What To Consider When Buying Fish

Fresh or frozen? Local and regional rather than imported? Farm-raised or wild? Even those who cook seafood regularly have questions.

Dugan and Wright both agree that fresh seafood and fish is more flavorful, but Wright acknowledges that frozen is often a more affordable and longer-lasting option than fresh. Frozen seafood can sometimes be found in smaller freezers next to the seafood counter, but more options are located in the frozen food aisles of the grocery store.
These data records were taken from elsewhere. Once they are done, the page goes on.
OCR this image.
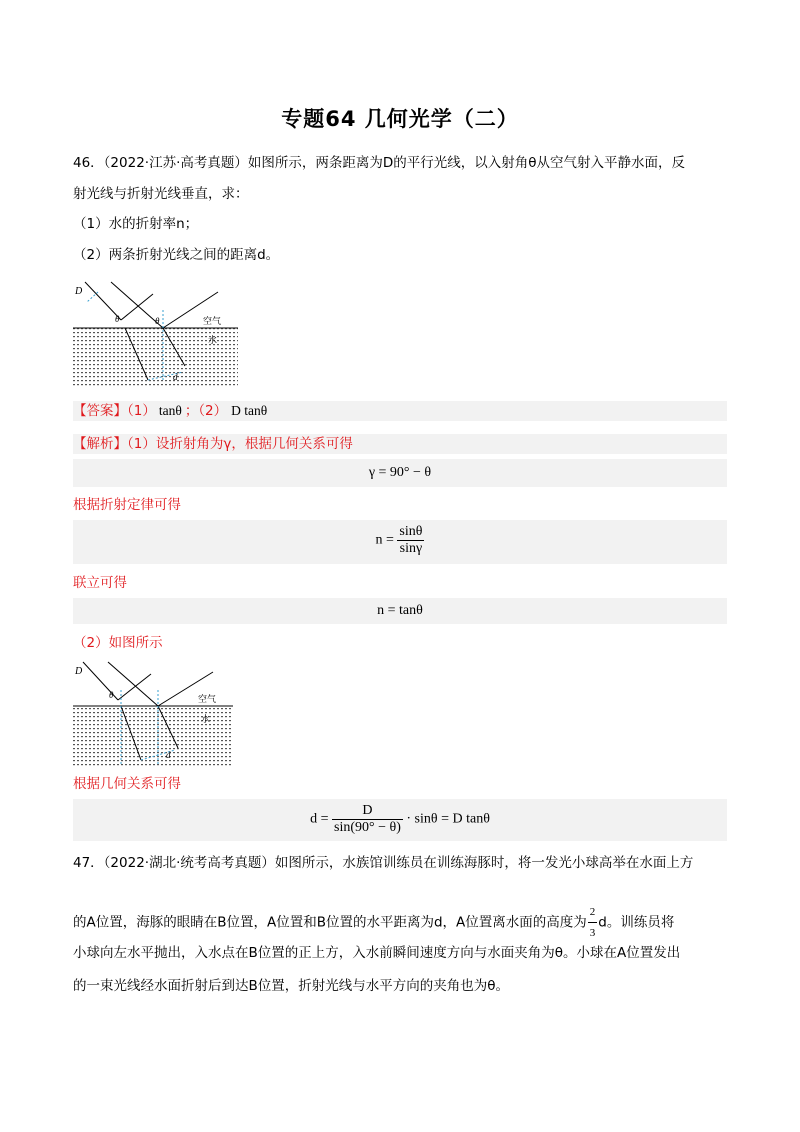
专题64 几何光学（二）
46．（2022·江苏·高考真题）如图所示，两条距离为D的平行光线，以入射角θ从空气射入平静水面，反
射光线与折射光线垂直，求：
（1）水的折射率n；
（2）两条折射光线之间的距离d。
D
θ	θ	空气
水
d
【答案】（1） tanθ ；（2） D tanθ
【解析】（1）设折射角为γ，根据几何关系可得
γ = 90° − θ
根据折射定律可得
$n = \frac{\sin\theta}{\sin\gamma}$
联立可得
n = tanθ
（2）如图所示
D
θ	空气
水
d
根据几何关系可得
$d = \frac{D}{\sin(90^\circ - \theta)} \cdot \sin\theta = D$ tanθ
47．（2022·湖北·统考高考真题）如图所示，水族馆训练员在训练海豚时，将一发光小球高举在水面上方
的A位置，海豚的眼睛在B位置，A位置和B位置的水平距离为d，A位置离水面的高度为 $\frac{2}{3}$ d。训练员将
小球向左水平抛出，入水点在B位置的正上方，入水前瞬间速度方向与水面夹角为θ。小球在A位置发出
的一束光线经水面折射后到达B位置，折射光线与水平方向的夹角也为θ。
While Wright admits a good deal of discussion concerns the issue of "wild" versus "farmed-raised," the nutritional differences between them are not as great as some might imagine. “Farmed and wild-caught rainbow trout, for example, are almost identical in terms of calories, protein, and most nutrients,” says Wright.

When it comes to whole fish versus fillets, seafood store owner Dugan prefers to fillet all of their fish from whole because he wants customers to be able to see that it's firm and fresh. 

Spice It Up

There are so many different seasoning options to spice up seafood and fish, says Wright. She often recommends Old Bay for fish or shrimp. For salmon, she suggests garlic and pepper, Perfect Pinch Salt-Free Fiesta Citrus Seasoning, Grill Mates Garlic, Herb & Wine Marinade, or Lawry's Teriyaki Marinade With Pineapple Juice

Adding seafood into one’s daily diet can be as easy as trying things that have lower preparation and minimal cooking times. To start, head to the seafood counter at your local grocery store and strike up a conversation with the fishmonger on the best fish or seafood to try that day along with their favorite preparation tips.